Morning Thanks

Garrison Keillor once said we'd all be better off if we all started the day by giving thanks for just one thing. I'll try.

Tuesday, May 10, 2016

Morning Thanks--Kids


I'd never make it as a grade-school teacher. I couldn't keep my hands off the kids. 

Maybe forty of them had questions yesterday, one after another, some of them goofy ("No, that's not a buffalo, buffaloes aren't that big, are they?") and most of them not ("where did Indians get their guns?"). 

 "Now just look here at these things," I'd say in one corner of the exhibit, and hands would go up immediately, hands I grabbed even though all the kids were doing was asking questions. Earnest questions, too. My goodness, earnest in spades. Forty deadly serious third-graders. In a flash, hands up all over.

They came in flights, maybe ten in a team, visiting each of the sections of the museum, and they simply could not grab information fast enough. They'd probably drive me plain nuts down the road somewhere, but for twenty minutes a flight yesterday afternoon, to them every word I uttered was memorable. Seriously. There were no headaches, no distracted kids, no wanderers. Not one kid was naughty. I didn't see a hand-held screen all afternoon. I'm not making this up. Yesterday, a plain old county museum was, for a few shining moments, a taste of heaven. Not one bored kid all afternoon. It happened, I swear it.

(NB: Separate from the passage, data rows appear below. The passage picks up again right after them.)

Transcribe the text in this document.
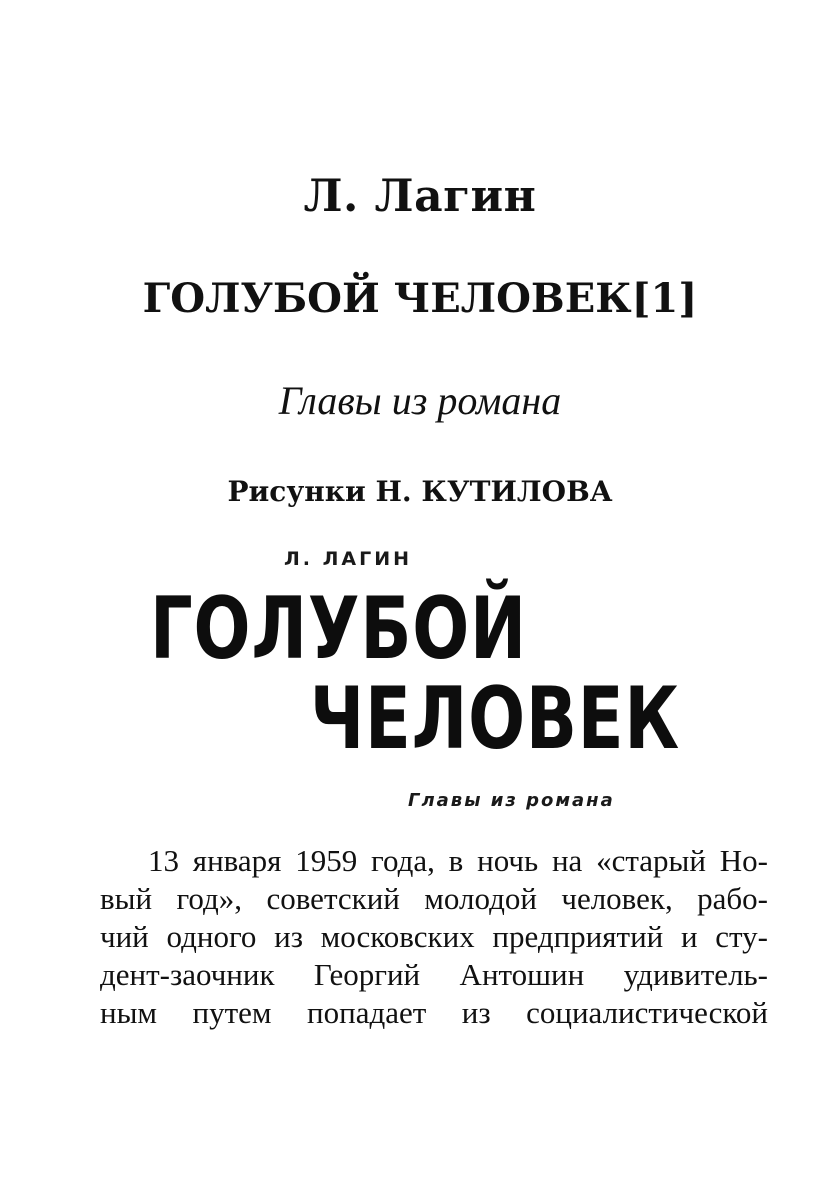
Л. Лагин
ГОЛУБОЙ ЧЕЛОВЕК[1]
Главы из романа
Рисунки Н. КУТИЛОВА
Л. ЛАГИН
ГОЛУБОЙ
ЧЕЛОВЕК
Главы из романа
13 января 1959 года, в ночь на «старый Но-
вый год», советский молодой человек, рабо-
чий одного из московских предприятий и сту-
дент-заочник Георгий Антошин удивитель-
ным путем попадает из социалистической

I couldn't help wondering if I'd missed my calling altogether; but then, I know I wouldn't have lasted in a third-grade classroom because I couldn't keep my hands off those towheads. For a few precious moments they were all my grandkids.

Is memorization coming back to grade school classrooms? Three times their teachers chimed in with set responses, a series of theses about Native American life that the whole bunch of them repeated in earnest chorus together. One of the buffalo skins is a story of a battle between the Crow and Sioux, a battle that took life. There's blood and weapons and Indian men fighting on foot and horseback. Someone, way back when illustrated the story on a buffalo hide. 

"It's a history book," I told them when they wondered what on earth covered the whole wall in front of them. "These pictures on this buffalo hide tell the story. It's just like a book." 

I'd no sooner said it than the teacher started chanting a mantra, an explanation of what amounted to oral history, a couple of sentences all those kids knew and repeated with her. "Native Americans passed their stories on by telling. . ." I don't know how it went, but they all did--they had it memorized.

A wigwam right there in the middle is made of canvas, not buffalo hides. It's just now approaching a century old because the museum claims it was used in 1926 at the 50th anniversary commemoration of the Battle of Little Big Horn or Greasy Grass. Along that teepee's seams and around its entrance hang commemorative horsehair wisps, beaded decorations, thin little pony tails, you might say.

Some kids wanted to know what those little accessories were, so I told them. 

But 150 years ago, those little wispy things would likely have been something other than horsehair. I looked up at the teacher. "Do they know about scalps?" I asked.

She shook her head, made it perfectly clear that they didn't and that she'd greatly prefer I didn't go there. I didn't. 

You want to touch those kids, want to hold 'em, want to love 'em, and you probably don't want them to grow up. When you're in the middle of a crowd of happy third-graders, you want them to hold on tight to their innocence, don't you? 

They're a blessing, and this morning I'm thankful for them all.

You couldn't keep your hands off either, I'm sure. There's still so much of life ahead.  

1 comment:

Anonymous said...

Did you tell them that President Obama proclaimed the Buffalo as the National Mammal of the US?. Yup!!!Sit's right up there with the Eagle.